If you are the type of person who asks an AI assistant what to do on a Friday night, SeatGeek would like to be part of that conversation. The company has launched an official app inside ChatGPT, giving users a new way to search for concerts, games, and other live events without opening a traditional ticketing website.
The idea is pretty straightforward. Instead of manually browsing listings, fans can ask questions in plain language. Someone might ask which seats are cheapest for an upcoming game or which concert tickets offer the best view. The system then pulls available listings from SeatGeek and surfaces them directly inside the conversation. When it is time to actually buy the tickets, the purchase still happens on SeatGeek’s website.
What makes this integration notable, according to the company, is that it blends both primary tickets and resale inventory into the same experience. That means official tickets from teams and venues appear alongside secondary market listings, giving users a broader look at what is available.

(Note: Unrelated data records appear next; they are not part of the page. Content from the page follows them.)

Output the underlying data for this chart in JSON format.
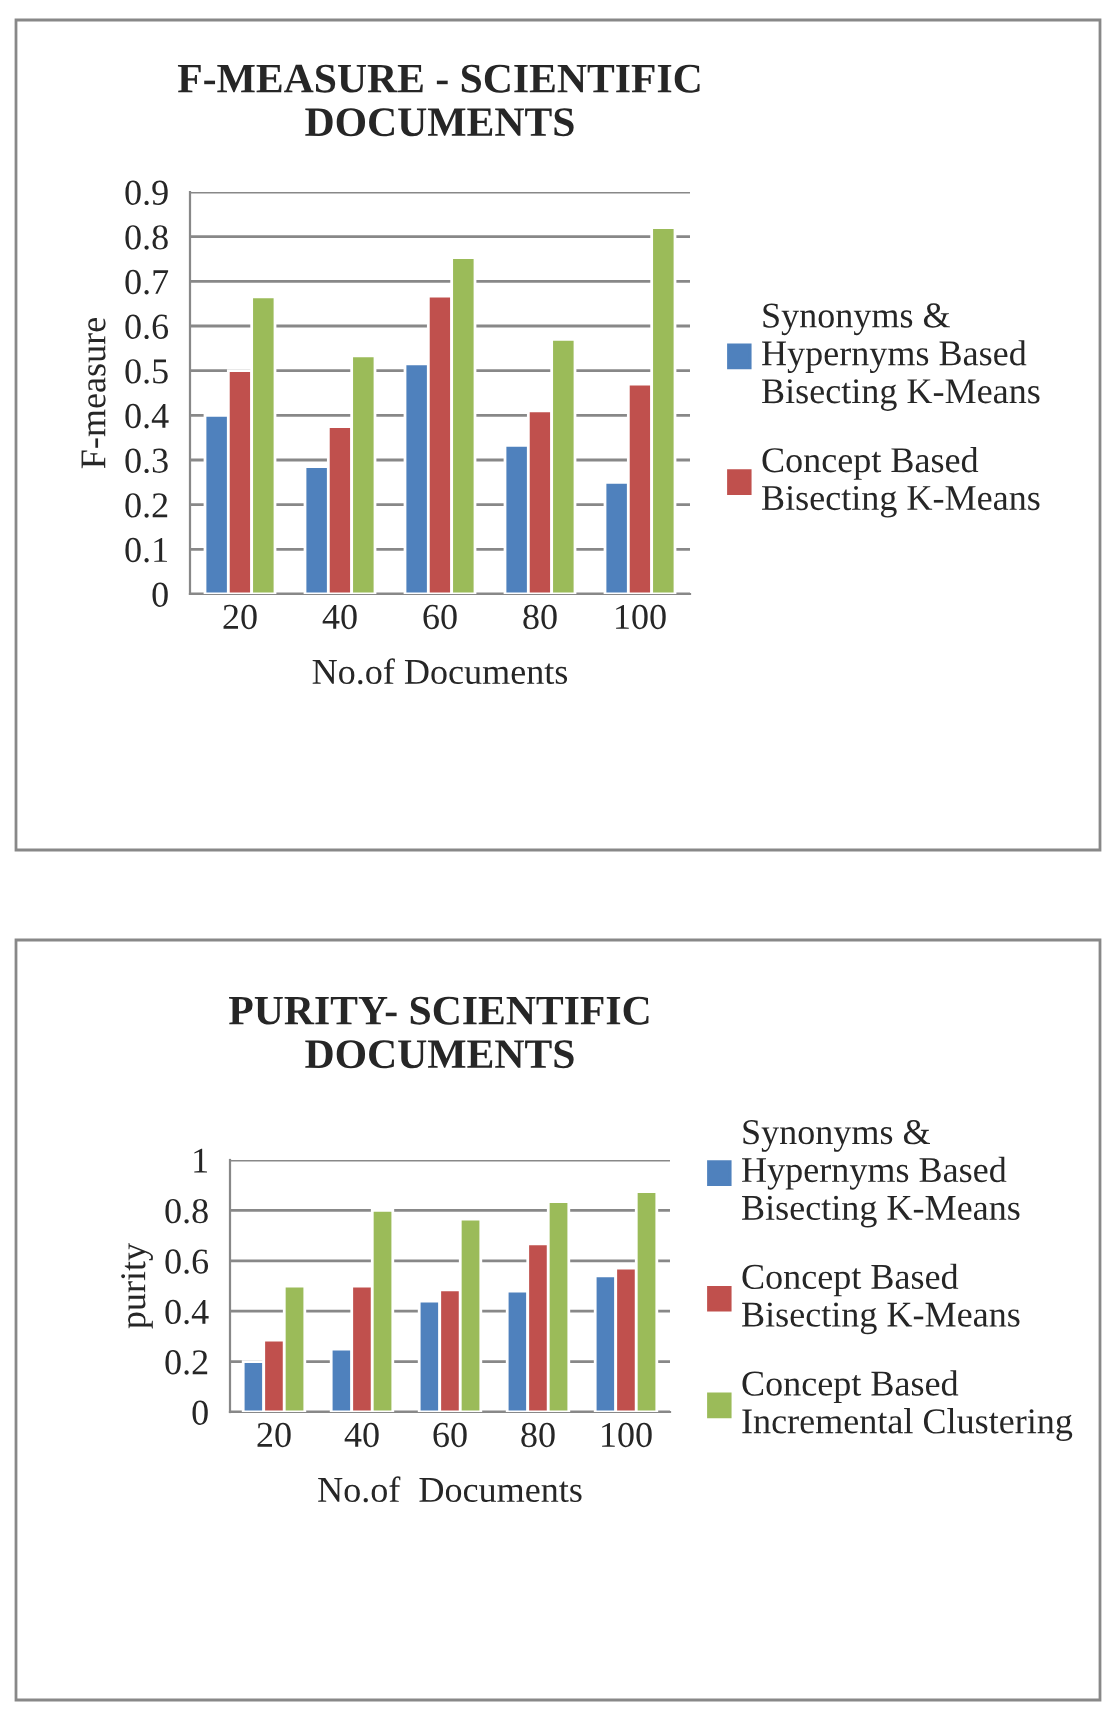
{
  "chart_data": [
    {
      "type": "bar",
      "title": "F-MEASURE - SCIENTIFIC DOCUMENTS",
      "xlabel": "No.of Documents",
      "ylabel": "F-measure",
      "categories": [
        "20",
        "40",
        "60",
        "80",
        "100"
      ],
      "ylim": [
        0,
        0.9
      ],
      "yticks": [
        0,
        0.1,
        0.2,
        0.3,
        0.4,
        0.5,
        0.6,
        0.7,
        0.8,
        0.9
      ],
      "grid": "y",
      "legend": "right",
      "series": [
        {
          "name": "Synonyms & Hypernyms Based Bisecting K-Means",
          "color": "#4f81bd",
          "values": [
            0.4,
            0.285,
            0.515,
            0.333,
            0.25
          ]
        },
        {
          "name": "Concept Based Bisecting K-Means",
          "color": "#c0504d",
          "values": [
            0.5,
            0.375,
            0.667,
            0.41,
            0.47
          ]
        },
        {
          "color": "#9bbb59",
          "values": [
            0.665,
            0.533,
            0.753,
            0.57,
            0.82
          ]
        }
      ]
    },
    {
      "type": "bar",
      "title": "PURITY- SCIENTIFIC DOCUMENTS",
      "xlabel": "No.of  Documents",
      "ylabel": "purity",
      "categories": [
        "20",
        "40",
        "60",
        "80",
        "100"
      ],
      "ylim": [
        0,
        1
      ],
      "yticks": [
        0,
        0.2,
        0.4,
        0.6,
        0.8,
        1
      ],
      "grid": "y",
      "legend": "right",
      "series": [
        {
          "name": "Synonyms & Hypernyms Based Bisecting K-Means",
          "color": "#4f81bd",
          "values": [
            0.2,
            0.25,
            0.44,
            0.48,
            0.54
          ]
        },
        {
          "name": "Concept Based Bisecting K-Means",
          "color": "#c0504d",
          "values": [
            0.285,
            0.5,
            0.485,
            0.667,
            0.571
          ]
        },
        {
          "name": "Concept Based Incremental Clustering",
          "color": "#9bbb59",
          "values": [
            0.5,
            0.8,
            0.765,
            0.835,
            0.875
          ]
        }
      ]
    }
  ]
}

SeatGeek co-founder and President of Supply Russ D’Souza says the way fans discover events has already changed. “Fans no longer start their journey in one place — they’re asking questions across AI assistants, new search experiences, and tools that can act on their behalf,” he said. “Our focus is making sure our events surface wherever fans are asking about them, and that when they do, our partners’ tickets are front and center in the best possible buying experience.”
The app also surfaces additional context meant to help people decide. SeatGeek’s Deal Score metric, seat view images, pricing comparisons, and details about seat perks can appear as part of the results shown inside the conversation.
Adam Waxman, a product engineer at SeatGeek, says the goal is simply to meet fans where they already are. “ChatGPT is where millions of fans are already asking questions about what to do and where to go,” he said. “We want SeatGeek to be the answer when those questions turn to live events.”
This is not the company’s first push into AI driven discovery. SeatGeek previously participated in new AI search experiences tied to Google and also launched an integration with Spotify that surfaces ticket listings to the music platform’s global audience.
Whether fans will actually buy tickets through an AI assistant remains to be seen. Folks are used to opening a ticket site or app and browsing events the old fashioned way. Still, if AI assistants continue creeping into everyday search habits, it makes sense that ticket sellers want to show up there too.
The SeatGeek app is available now inside ChatGPT. Fans can add it and begin searching for upcoming events, prices, or seating options simply by starting a conversation.